Switching from btrfs over ext3 to zfs
Fri, 19 Mar 2010 21:11:55 +0000Grfl … I had a filesystem-error with BtrFS. Some reference-counters were wrong, as I was told. Fortunately, I had no data loss. Anyway, I was told that a probable cause of this could be that I am often suspending to disk, and thats something that btrfs may not be able to handle correctly yet.
Since I am often using suspend to disk, and for the moment this feature is more essential than the snapshotting-features of btrfs, I decided to switch back to ext3.
Ok, well, not quite. I actually just had ext3 for a few hours, until I began to test zfs-fuse. ZFS-Fuse seems to be well-engineered and yet more stable. Actually, I wonder if Btrfs will be ever finished. ZFS is a filesystem ready for production use. Btrfs isnt. Btrfs was created by Oracle. ZFS was created by Sun, but Oracle acquired Sun – thus, they could just change the license of ZFS, and therefore make it possible to port it to Linux. And actually, I think this is more likely to happen – I assume it would cost less money but provide the same features.

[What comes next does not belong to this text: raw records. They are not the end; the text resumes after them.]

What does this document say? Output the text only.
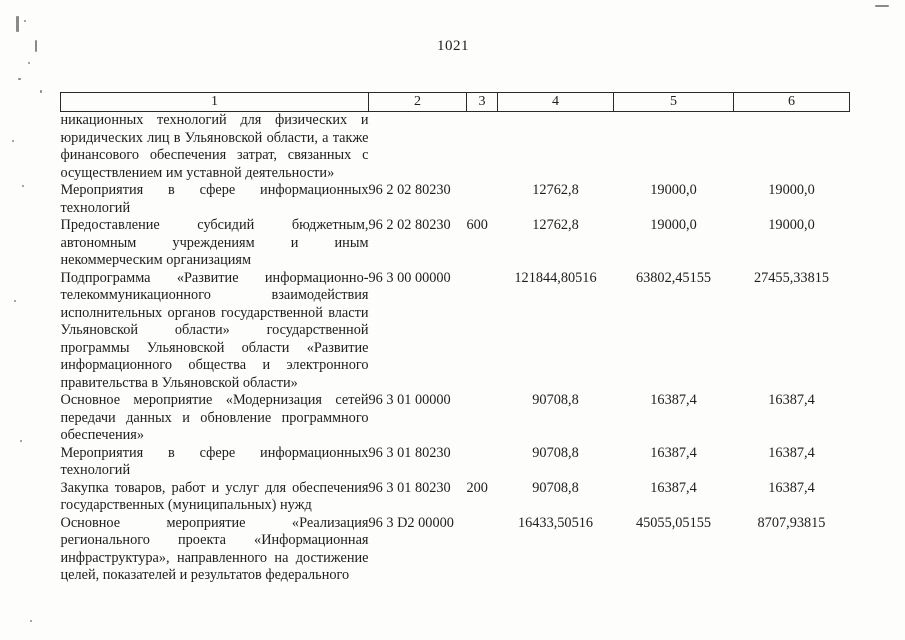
1021
1	2	3	4	5	6
никационных технологий для физических и юридических лиц в Ульяновской области, а также финансового обеспечения затрат, связанных с осуществлением им уставной деятельности»					
Мероприятия в сфере информационных технологий	96 2 02 80230		12762,8	19000,0	19000,0
Предоставление субсидий бюджетным, автономным учреждениям и иным некоммерческим организациям	96 2 02 80230	600	12762,8	19000,0	19000,0
Подпрограмма «Развитие информационно-телекоммуникационного взаимодействия исполнительных органов государственной власти Ульяновской области» государственной программы Ульяновской области «Развитие информационного общества и электронного правительства в Ульяновской области»	96 3 00 00000		121844,80516	63802,45155	27455,33815
Основное мероприятие «Модернизация сетей передачи данных и обновление программного обеспечения»	96 3 01 00000		90708,8	16387,4	16387,4
Мероприятия в сфере информационных технологий	96 3 01 80230		90708,8	16387,4	16387,4
Закупка товаров, работ и услуг для обеспечения государственных (муниципальных) нужд	96 3 01 80230	200	90708,8	16387,4	16387,4
Основное мероприятие «Реализация регионального проекта «Информационная инфраструктура», направленного на достижение целей, показателей и результатов федерального	96 3 D2 00000		16433,50516	45055,05155	8707,93815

Anyway, ZFS-Fuse works with Fuse. I dont know to what degree it is possible to have a Fuse-Filesystem as Root-Filesystem. I mean, Wubi even uses ntfs-3g (which runs on Fuse) to create a loopback-device, so it shouldnt be too hard – maybe it’s enough to have the fuse-modules inside the initramfs, but somehow the usermode-part will have to run. Well, I dont know. At the moment I do not have the time to make further experiments with this.
Another thing that I will maybe try out soon is the lesser-known LessFS. But my first expieriences with it were rather … bad. So if ZFS works well, I will probably keep using it.
A problem with ZFS is – besides that its only available through Fuse – that it is more than just a filesystem. It took me hours to figure out that you cant pass an actual device to your zpool-command (you have to load a “pool” of disks before you can mount anything), but zpool just searches through all (or not all? I actually dont know!) blockdevices and finds the ones which contain parts of a zpool. You dont have an entry in your /etc/fstab, nor any central configuration file where you can list the pools and filesystems. Maybe I am too conservative, but this doesnt really feel good.
Anyway, the snapshotting seems to work so far. And the performance is also good so far. But of course … btrfs worked well for a few weeks … zfs-fuse will have to prove that first.